Birtcher Tapped for National Guidelines Update

UHCOP Faculty Member Appointed to Joint American College of Cardiology-American Heart Association Taskforce on Practice Guidelines

UH College of Pharmacy Clinical Professor Kim K. Birtcher, Pharm.D., M.S., BCPS (AQ Cardiology), CDE, CLS, recently was appointed to the American College of Cardiology-American Heart Association Taskforce on Practice Guidelines, which issues updated recommendations to clinicians in the field of cardiology based on the latest research and practice experiences. 

A clinical pharmacist in Kelsey Seybold Clinic's interprofessional Secondary Prevention Lipid Clinic (SPLC), Birtcher is regarded as a national expert in the areas of cardiovascular risk reduction, including lipid management, and quality-improvement initiative. In 2007, the SPLC was recognized as a Texas Cardiovascular Health Promotion Awards Outstanding Program by the Texas Council on Cardiovascular Disease and Stroke.   

photo of Birtchter counseling
Clinical Professor Kim Birtcher, who serves as a clinical pharmacist at Kelsey Seybold Clinic's award-winning Secondary Lipid Prevention Clinic, has been appointed to serve on a joint taskforce to update national cardiology practice guidelines.

With certifications as a Diabetes Educator (CDE) and Lipid Specialist (CLS), Birtcher most recently served as a co-author on "Review of Clinical Practice Guidelines for the Management of LDL-Related Risk" published in the ACC's official publication, the Journal of the American College of Cardiology and as author of a chapter on "Clinical Evaluation and Treatment of the Adult Patient" in the Pharmacist's Guide to Lipid Management published by the American College of Clinical Pharmacy.

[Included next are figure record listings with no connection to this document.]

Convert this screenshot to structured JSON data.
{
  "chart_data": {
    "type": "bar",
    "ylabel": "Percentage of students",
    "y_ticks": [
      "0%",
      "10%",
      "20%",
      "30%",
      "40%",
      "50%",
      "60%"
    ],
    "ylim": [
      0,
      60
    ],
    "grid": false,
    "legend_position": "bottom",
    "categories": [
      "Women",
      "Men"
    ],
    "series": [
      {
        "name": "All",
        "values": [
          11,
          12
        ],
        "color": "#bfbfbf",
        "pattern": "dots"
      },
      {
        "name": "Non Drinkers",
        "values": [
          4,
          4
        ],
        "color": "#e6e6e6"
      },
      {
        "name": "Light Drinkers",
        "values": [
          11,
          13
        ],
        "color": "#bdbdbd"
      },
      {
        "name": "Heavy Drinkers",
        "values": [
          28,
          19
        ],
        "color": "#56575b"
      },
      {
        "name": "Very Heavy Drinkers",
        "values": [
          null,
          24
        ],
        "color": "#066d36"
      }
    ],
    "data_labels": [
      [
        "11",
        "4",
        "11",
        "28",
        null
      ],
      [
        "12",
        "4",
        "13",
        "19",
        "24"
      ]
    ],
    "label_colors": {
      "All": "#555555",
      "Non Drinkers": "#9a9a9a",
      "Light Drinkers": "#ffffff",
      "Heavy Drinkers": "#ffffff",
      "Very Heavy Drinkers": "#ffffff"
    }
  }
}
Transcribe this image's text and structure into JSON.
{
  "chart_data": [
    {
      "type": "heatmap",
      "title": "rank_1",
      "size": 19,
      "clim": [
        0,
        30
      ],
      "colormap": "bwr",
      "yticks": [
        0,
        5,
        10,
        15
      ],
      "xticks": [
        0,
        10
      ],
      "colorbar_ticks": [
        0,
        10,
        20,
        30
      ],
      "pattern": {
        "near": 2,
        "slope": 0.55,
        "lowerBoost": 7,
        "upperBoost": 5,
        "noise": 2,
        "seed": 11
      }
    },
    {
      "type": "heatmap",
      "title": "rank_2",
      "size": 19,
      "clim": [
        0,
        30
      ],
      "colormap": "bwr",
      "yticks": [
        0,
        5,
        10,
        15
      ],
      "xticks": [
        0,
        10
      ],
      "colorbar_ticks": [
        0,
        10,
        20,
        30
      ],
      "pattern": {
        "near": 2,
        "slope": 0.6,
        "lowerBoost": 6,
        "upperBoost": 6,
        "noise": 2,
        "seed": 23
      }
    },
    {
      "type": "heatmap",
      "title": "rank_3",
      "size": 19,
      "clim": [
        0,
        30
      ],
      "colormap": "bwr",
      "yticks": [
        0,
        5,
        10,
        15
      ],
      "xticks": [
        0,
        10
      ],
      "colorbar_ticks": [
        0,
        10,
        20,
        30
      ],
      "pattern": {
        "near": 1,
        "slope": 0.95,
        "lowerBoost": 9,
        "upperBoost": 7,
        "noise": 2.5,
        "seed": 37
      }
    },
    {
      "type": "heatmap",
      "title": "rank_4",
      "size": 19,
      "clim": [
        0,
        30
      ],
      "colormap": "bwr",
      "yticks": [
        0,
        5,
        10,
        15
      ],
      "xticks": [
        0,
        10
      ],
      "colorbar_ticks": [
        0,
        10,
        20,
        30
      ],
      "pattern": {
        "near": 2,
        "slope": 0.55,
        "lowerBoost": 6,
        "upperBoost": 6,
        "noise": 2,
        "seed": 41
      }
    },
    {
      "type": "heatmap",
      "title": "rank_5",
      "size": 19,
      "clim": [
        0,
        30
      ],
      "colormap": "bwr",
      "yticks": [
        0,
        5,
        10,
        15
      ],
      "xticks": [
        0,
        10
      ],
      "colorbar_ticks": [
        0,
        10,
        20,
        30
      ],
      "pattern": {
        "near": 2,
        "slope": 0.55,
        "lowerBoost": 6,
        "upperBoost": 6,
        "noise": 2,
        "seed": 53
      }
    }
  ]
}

Birtcher currently serves as the Co-Chair of the American College of Cardiology's LDL: Address the Risk Initiative and the Clinical Pharmacist Work Group, and she served on the American College of Cardiology's Best Practices and Quality Improvement Subcommittee and Anticoagulation Consortium for several years. She also has been a longtime advocate for the American Heart Association/American Stroke Association’s Get With The Guidelines® program, a hospital-based quality improvement program that empowers healthcare teams to save lives and reduce healthcare costs by helping hospitals follow evidence-based guidelines and recommendations in the key areas of heart failure, stroke, resuscitation and Atrial fibrillation (AFib).